Bo Mathiasen, the UNODC’s representative in Colombia said the rise has a two-fold significance, "The data indicate a worrisome situation but also a favourable scenario to achieve a sustainable solution".

Mathiasen said that he held out hope for a reduction in cultivation because the nation had signed a peace agreement with the nation's biggest rebel group, the Revolutionary Armed Forces of Colombia, FARC, which controlled much of the drug-producing areas.

The government has put in place plans to eradicate 100,000 hectares of coca by the end of 2017.

Half of that amount is to be forcibly eradicated, and the other half removed through crop substitution agreements with coca farmers.

The exchange program is included in the deal with FARC, who renounced drug trafficking as part of their demobilization process. 

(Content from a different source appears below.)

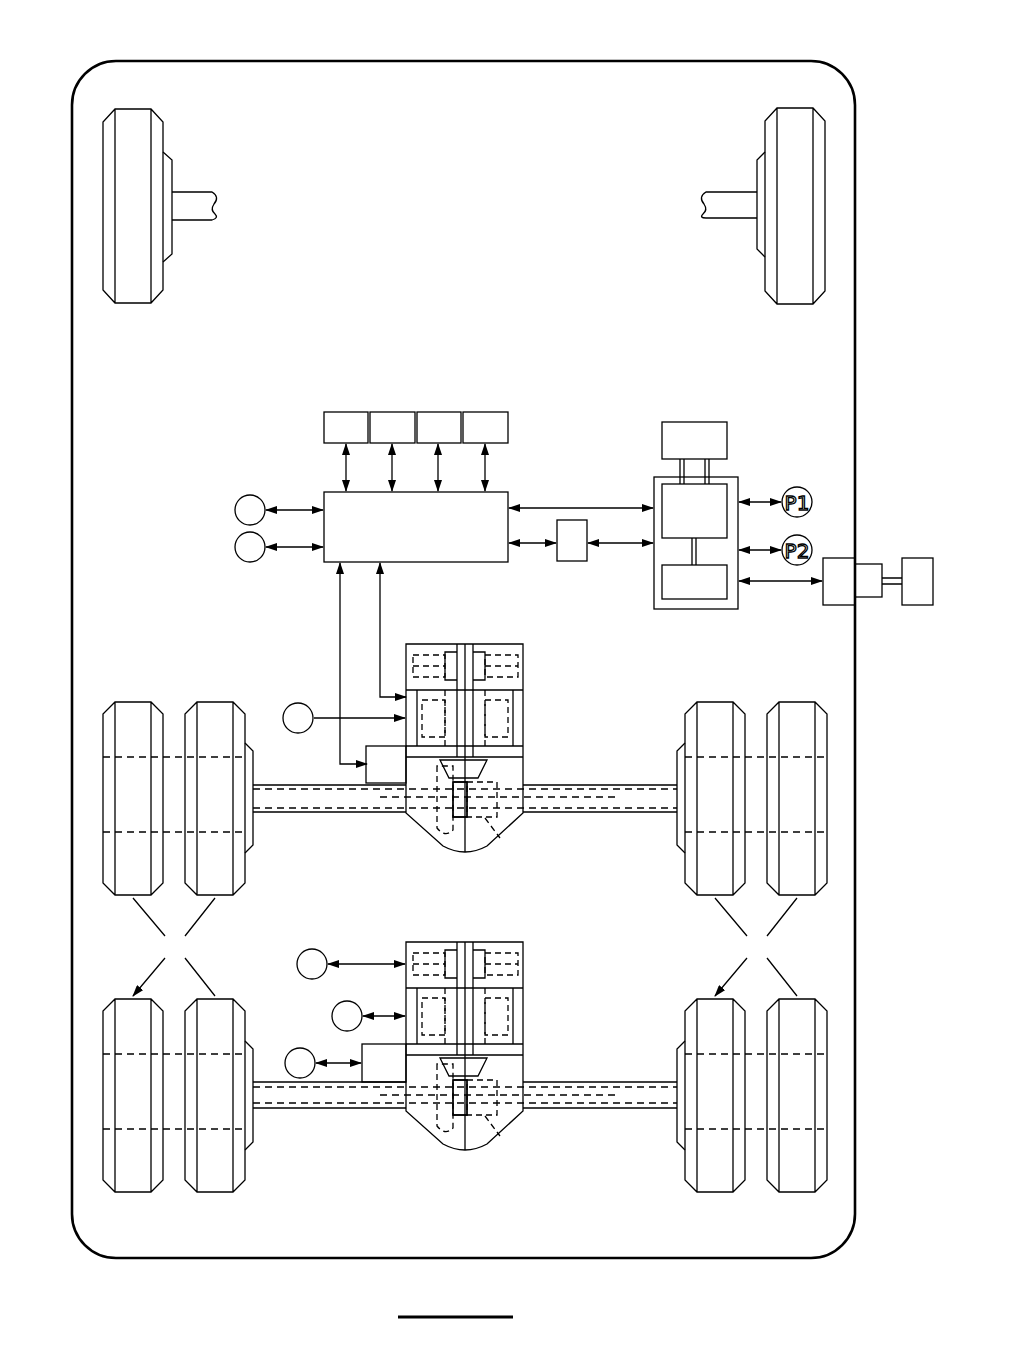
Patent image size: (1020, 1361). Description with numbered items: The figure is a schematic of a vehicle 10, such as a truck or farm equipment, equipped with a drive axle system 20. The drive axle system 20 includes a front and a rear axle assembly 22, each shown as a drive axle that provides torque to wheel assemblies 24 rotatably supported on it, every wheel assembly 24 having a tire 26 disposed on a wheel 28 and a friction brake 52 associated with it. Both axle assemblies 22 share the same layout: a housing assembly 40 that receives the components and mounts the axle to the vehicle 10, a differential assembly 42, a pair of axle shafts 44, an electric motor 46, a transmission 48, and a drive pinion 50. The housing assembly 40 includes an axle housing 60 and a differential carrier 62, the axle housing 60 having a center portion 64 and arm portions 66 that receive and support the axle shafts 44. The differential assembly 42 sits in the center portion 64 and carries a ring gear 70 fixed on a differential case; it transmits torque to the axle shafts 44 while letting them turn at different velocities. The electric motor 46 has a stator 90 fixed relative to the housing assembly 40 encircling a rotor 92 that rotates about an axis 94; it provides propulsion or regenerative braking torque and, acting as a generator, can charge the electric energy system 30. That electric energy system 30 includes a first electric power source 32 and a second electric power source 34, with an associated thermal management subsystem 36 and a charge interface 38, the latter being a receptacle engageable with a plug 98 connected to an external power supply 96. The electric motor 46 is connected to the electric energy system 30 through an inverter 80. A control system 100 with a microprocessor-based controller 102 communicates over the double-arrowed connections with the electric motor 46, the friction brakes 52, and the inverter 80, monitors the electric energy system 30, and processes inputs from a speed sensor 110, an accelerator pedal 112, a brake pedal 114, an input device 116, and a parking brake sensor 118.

In the wake of last November's accord ending over 50 years of conflict, experts and state officials are hopeful that the country's coca production will decline this year.

Former FARC rebels have recently handed in all of their weaponry and the implementation of the crop substitution plan is expected to run smoothly. 

However, the rise of coca production has been used as an argument by some to criticize the peace agreement and promote the fumigation of crops with glyphosate.

Spraying with the herbicide had been suspended due to health concerns but it resumed in January following pressure from conservative sectors.